In 2010, he boasted, on his userpage at Commons, that he had obtained permission from the official Kremlin.ru site for all photos there to be uploaded to Commons under Creative Commons licenses. He also made 148 edits at Russo-Georgian War, and 321 edits on the ridiculously detailed International recognition of Abkhazia and South Ossetia. Both of these articles were, at one time, strongly biased in favor of Russia.

Idk, when you're using Wikipedia as a tool to push Russian propaganda, it seems fair that you'd be banned. That's not what Wikipedia is for. He's free to start russopedia.ru or whatever if he wants to do that.

[–] 0x0@programming.dev 2 points 8 months ago (3 children)

the ridiculously detailed

An encyclopedia calling an article ridiculously detailed is... interesting.

[–] Passerby6497@lemmy.world 5 points 8 months ago* (last edited 8 months ago) (1 children)

Kinda burying the lede on that complaint......

and 321 edits on the ridiculously detailed International recognition of Abkhazia and South Ossetia.
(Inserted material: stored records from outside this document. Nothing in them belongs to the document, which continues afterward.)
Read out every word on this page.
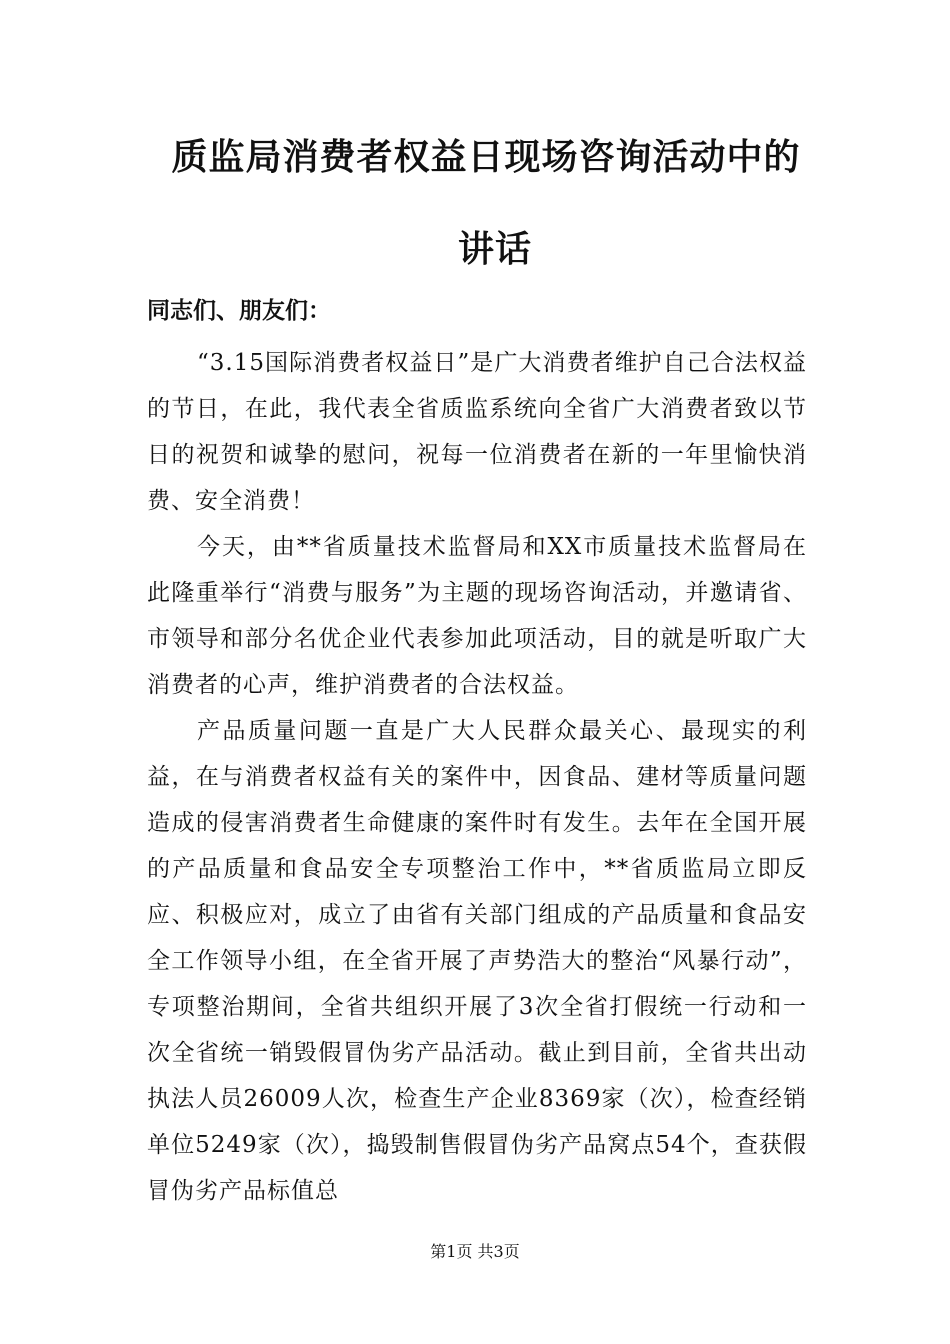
质监局消费者权益日现场咨询活动中的
讲话

同志们、朋友们：

“3.15国际消费者权益日”是广大消费者维护自己合法权益的节日，在此，我代表全省质监系统向全省广大消费者致以节日的祝贺和诚挚的慰问，祝每一位消费者在新的一年里愉快消费、安全消费！

今天，由**省质量技术监督局和XX市质量技术监督局在此隆重举行“消费与服务”为主题的现场咨询活动，并邀请省、市领导和部分名优企业代表参加此项活动，目的就是听取广大消费者的心声，维护消费者的合法权益。

产品质量问题一直是广大人民群众最关心、最现实的利益，在与消费者权益有关的案件中，因食品、建材等质量问题造成的侵害消费者生命健康的案件时有发生。去年在全国开展的产品质量和食品安全专项整治工作中，**省质监局立即反应、积极应对，成立了由省有关部门组成的产品质量和食品安全工作领导小组，在全省开展了声势浩大的整治“风暴行动”，专项整治期间，全省共组织开展了3次全省打假统一行动和一次全省统一销毁假冒伪劣产品活动。截止到目前，全省共出动执法人员26009人次，检查生产企业8369家（次），检查经销单位5249家（次），捣毁制售假冒伪劣产品窝点54个，查获假冒伪劣产品标值总

第1页 共3页
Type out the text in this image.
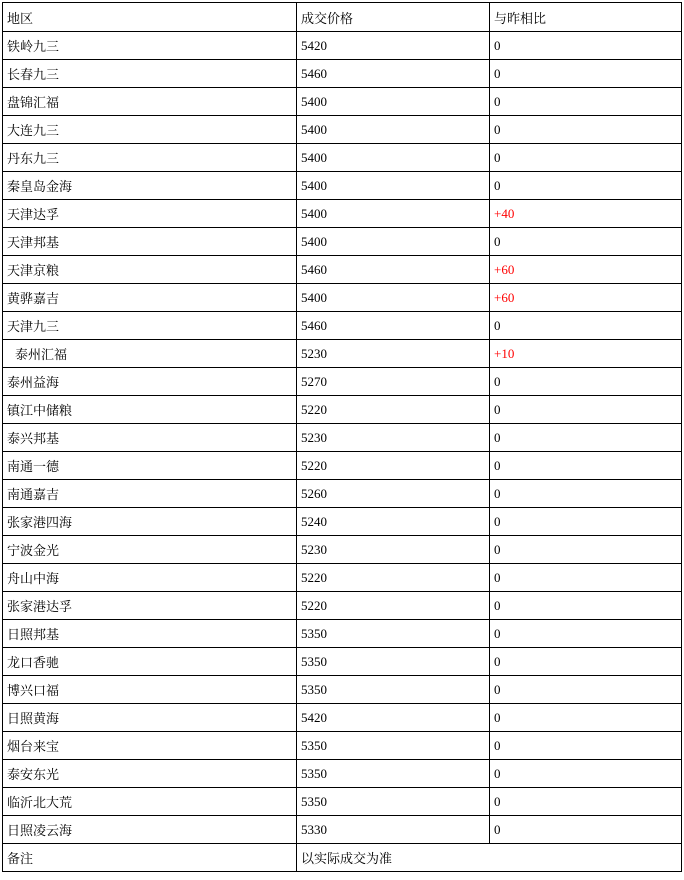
地区	成交价格	与昨相比
铁岭九三	5420	0
长春九三	5460	0
盘锦汇福	5400	0
大连九三	5400	0
丹东九三	5400	0
秦皇岛金海	5400	0
天津达孚	5400	+40
天津邦基	5400	0
天津京粮	5460	+60
黄骅嘉吉	5400	+60
天津九三	5460	0
泰州汇福	5230	+10
泰州益海	5270	0
镇江中储粮	5220	0
泰兴邦基	5230	0
南通一德	5220	0
南通嘉吉	5260	0
张家港四海	5240	0
宁波金光	5230	0
舟山中海	5220	0
张家港达孚	5220	0
日照邦基	5350	0
龙口香驰	5350	0
博兴口福	5350	0
日照黄海	5420	0
烟台来宝	5350	0
泰安东光	5350	0
临沂北大荒	5350	0
日照凌云海	5330	0
备注	以实际成交为准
Both of these articles were, at one time, strongly biased in favor of Russia.

Wikipedia cares more about bias than* ridiculous details, especially when the ridiculous detail is there to put bias into the article

[–] JackbyDev@programming.dev 1 points 8 months ago (1 children)

I read it as adding a bunch of superfluous details that were biased.

[–] Passerby6497@lemmy.world 3 points 8 months ago* (last edited 8 months ago) (1 children)

What is the difference between including ridiculous amounts of detail to bias the article, and superfluous biased details that still end up with a biased article?

Seems like a distinction without a difference.

[–] JackbyDev@programming.dev 1 points 8 months ago

I didn't imply those were different, I don't get your point.

[–] TheGrandNagus@lemmy.world 2 points 8 months ago

I think their point was that since he got Russian government permission to use Russian gov media, and he wrote a very detailed (although very biased in favour of Russia) article, then they think he is receiving assistance from the russian government to push Russian propaganda.

[–] Passerby6497@lemmy.world 8 points 8 months ago

You could have just said you're upset that a Russian propagandist was banned. Would have been quicker and more honest lol.

[–] weststadtgesicht@discuss.tchncs.de 4 points 8 months ago (1 children)

Great. Making generalizing statements based on ONE case from over 10 years ago, which was - at best - debatable (see other response).

[–] JackbyDev@programming.dev 2 points 8 months ago

To be fair, they were asked for an example and they gave one. I'm not saying I agree with them but this feels unfair to say.